- Born: 1962 (age 63–64) Huaiyuan County, Anhui, China
- Education: Zhejiang University Shenzhen University
- Occupations: Founder & President Giant Interactive Group

= Shi Yuzhu =

Chinese businessman

Shi Yuzhu (史玉柱) is a Chinese entrepreneur and software engineer.

==Early life and education==
Shi was born in 1962 in Huaiyuan County, Anhui, China. After he graduated from the Department of Mathematics at Zhejiang University, he did his postgraduate study in the Department of Software Engineering at Shenzhen University.

==Business career==
Chairman of the Board and Chief Executive Officer of Giant Interactive Group, one of China's most successful online game companies. In October, licensed flagship game ZT Online to Astrum Nival of Russia. Founded the company in 2005. Took it public in the United States in November 2007. Got a bachelor's degree in mathematics from Zhejiang University, and created a huge following for his Zhuhai Giant Hi-Tech Group in 1991, based on the popularity of a single videogame. Zhuhai Giant collapsed under the weight of massive debt incurred for a 70-story skyscraper that was never built. His recent return to games through an online services provider he founded, ZTgame, has given new life to his entrepreneurial reputation. Shi also has more than 3% stakes in Minsheng Bank, of which he's a director, and Huaxia Bank. Diversifying into Chinese rice wine market.
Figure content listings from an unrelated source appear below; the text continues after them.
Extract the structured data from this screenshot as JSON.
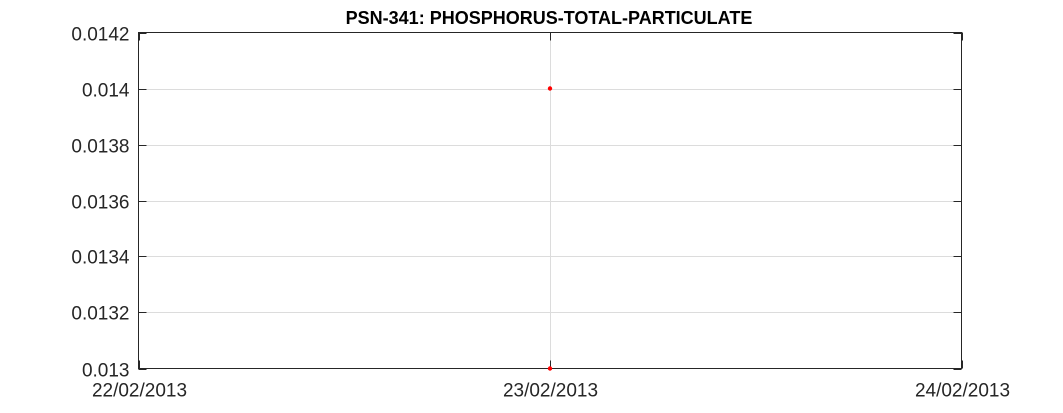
{
  "chart_data": {
    "type": "scatter",
    "title": "PSN-341: PHOSPHORUS-TOTAL-PARTICULATE",
    "xlabel": "",
    "ylabel": "",
    "x_ticks": [
      "22/02/2013",
      "23/02/2013",
      "24/02/2013"
    ],
    "xlim": [
      "22/02/2013",
      "24/02/2013"
    ],
    "y_ticks": [
      "0.013",
      "0.0132",
      "0.0134",
      "0.0136",
      "0.0138",
      "0.014",
      "0.0142"
    ],
    "ylim": [
      0.013,
      0.0142
    ],
    "grid": true,
    "series": [
      {
        "color": "#ff0000",
        "points": [
          {
            "x": "23/02/2013",
            "y": 0.014
          },
          {
            "x": "23/02/2013",
            "y": 0.013
          }
        ]
      }
    ]
  }
}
==Giant Interactive Group==
Giant Interactive Group is an online game developer and operator in China. The Company focuses on massively multiplayer online (MMO) games that are played through networked game servers, in which a number of players are able to simultaneously connect and interact. The Company's three MMO games include ZT Online, ZT Online PTP, a pay-to-play game based on the ZT Online free-to-play game, and Giant Online. ZT Online, ZT Online PTP, ZT Online Green, ZT Online Classic Edition and Giant Online together had 1,572,000 quarterly peak concurrent users and 474,000 quarterly average concurrent users during the year ended December 31, 2009. In addition, it launched two free-to-play games, ZT Online Green and My Sweetie, and introduced King of Kings III, or K III, XT Online and The Golden Land in 2009. In December 2009, and January 2010, the Company acquired two licenses to operate Elsword and Allods Online, two three dimensional-MMO games, in mainland China.

==Wealth==
In 2010's, Forbes World's Billionaires List, Shi was ranked no. 616 in the world.

In terms of Asia, Shi is ranking at number 49 in the richest people in China, according to the Forbes 2015 rich list. His estimated worth is 3.15 billion US dollars.